João Batista vivia e pregava no deserto, vestia peles de
camelo e comia gafanhotos e mel silvestre (Mc 1, 6). Suas palavras revelavam um
Deus irado e exigente (Mt 3,7-10).
Agora a imagem de Jesus é totalmente diferente: é um
Messias que partilha sorridente as alegrias do povo.
Desta maneira, o evangelista, desde o início da vida
pública de Jesus, mostra o essencial que Ele veio nos revelar, uma nova imagem
de Deus!
Não é o Deus temível do Batista, não é o Deus preso à lei
dos fariseus (simbolizado nos potes de pedra), o Deus que Jesus revela é um
Deus alegre, simples, terno, que celebra a vida.
Pensemos quantas perguntas passariam pela cabeça dos
discípulos e discípulas de Jesus, que eram de tradição judaica, alguns
seguidores do Batista.
Eles nos ensinam qual é a atitude principal de um/a
discípulo/a, permanecer junto com o Mestre, estar com Ele, segui-Lo, mesmo sem
compreender tudo, porque é no caminhar juntos que o vamos conhecendo, sem
conhecê-Lo plenamente.
Entra em cena Maria, trazendo no meio da festa a
necessidade dos noivos: "Eles não têm mais vinho!".

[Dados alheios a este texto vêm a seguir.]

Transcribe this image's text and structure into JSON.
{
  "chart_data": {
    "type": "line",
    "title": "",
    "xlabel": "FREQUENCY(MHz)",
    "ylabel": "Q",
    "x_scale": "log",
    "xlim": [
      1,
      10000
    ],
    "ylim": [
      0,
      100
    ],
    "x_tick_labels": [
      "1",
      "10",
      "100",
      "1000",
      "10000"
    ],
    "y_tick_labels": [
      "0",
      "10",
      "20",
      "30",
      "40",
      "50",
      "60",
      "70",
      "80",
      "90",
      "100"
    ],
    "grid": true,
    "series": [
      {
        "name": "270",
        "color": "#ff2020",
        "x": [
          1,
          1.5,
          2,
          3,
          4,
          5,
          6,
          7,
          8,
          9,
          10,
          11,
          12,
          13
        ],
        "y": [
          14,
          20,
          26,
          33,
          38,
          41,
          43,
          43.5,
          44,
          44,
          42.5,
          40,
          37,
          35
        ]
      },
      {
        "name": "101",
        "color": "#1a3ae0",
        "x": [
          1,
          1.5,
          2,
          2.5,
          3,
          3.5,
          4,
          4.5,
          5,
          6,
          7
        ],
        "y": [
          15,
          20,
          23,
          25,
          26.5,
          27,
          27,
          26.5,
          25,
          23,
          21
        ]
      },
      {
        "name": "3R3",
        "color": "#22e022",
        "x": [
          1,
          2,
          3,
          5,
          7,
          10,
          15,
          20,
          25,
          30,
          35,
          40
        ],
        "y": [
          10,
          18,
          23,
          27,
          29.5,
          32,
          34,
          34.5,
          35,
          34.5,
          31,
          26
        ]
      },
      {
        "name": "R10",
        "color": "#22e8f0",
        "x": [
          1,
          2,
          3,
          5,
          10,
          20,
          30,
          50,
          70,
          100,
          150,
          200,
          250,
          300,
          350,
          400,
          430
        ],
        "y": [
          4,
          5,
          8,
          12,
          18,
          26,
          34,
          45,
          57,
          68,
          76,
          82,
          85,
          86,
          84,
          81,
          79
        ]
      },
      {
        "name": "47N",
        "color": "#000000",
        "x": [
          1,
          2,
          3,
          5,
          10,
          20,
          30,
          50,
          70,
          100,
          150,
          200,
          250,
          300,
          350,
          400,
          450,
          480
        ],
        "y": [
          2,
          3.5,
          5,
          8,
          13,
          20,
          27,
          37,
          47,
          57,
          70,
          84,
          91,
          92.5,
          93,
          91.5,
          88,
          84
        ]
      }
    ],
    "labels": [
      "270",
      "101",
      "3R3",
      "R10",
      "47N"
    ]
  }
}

Que necessidades Maria sinalizaria hoje, na festa da
vida: "Eles não têm o que comer", "Eles trabalham como
escravos", "Eles não têm moradia digna", "Eles não
encontram sentido para sua vida"...
Cada um/a de nós pode se sensibilizar e solidarizar com
Maria olhando para a realidade na qual vivemos, e como ela apresentá-la a
Jesus. Que diríamos para Ele?
Maria espera que seu Filho atue, confia nele, guarda em
seu coração as palavras do Anjo: "Eis que você terá um filho, e dará a ele
o nome de Jesus. Ele será grande, e será chamado Filho do Altíssimo" (Lc
1,31-32).
Ela simboliza todos aqueles que, em Israel, esperam a
realização das promessas messiânicas. Representa aqueles que conscientes da
realidade aguardam algo novo, não só não se conformam senão querem e esperam
algo mais!
E aqui o evangelista nos mostra uma característica
nova de Jesus. Ele se deixa tocar e comover pelo sofrimento dos outros. Ele se
apresenta como um Deus sensível e próximo. Que diferente do Deus inacessível e
intocável dos fariseus e sacerdotes da Lei!
Jesus não age sozinho, precisa da comunidade para fazer
acontecer o novo: "Jesus disse aos que serviam: «Encham de água esses
potes»".
Os potes de pedra serviam para a purificação dos judeus,
segundo a sua tradição. O evangelista disse que eram seis, representando neles
o Antigo Testamento, a Antiga Aliança.
Mas eles já nos servem mais, ao transformar a água em
vinho, Jesus inaugura um tempo novo, uma nova festa caracterizada pela
generosidade e gratuidade de Deus que a faz possível.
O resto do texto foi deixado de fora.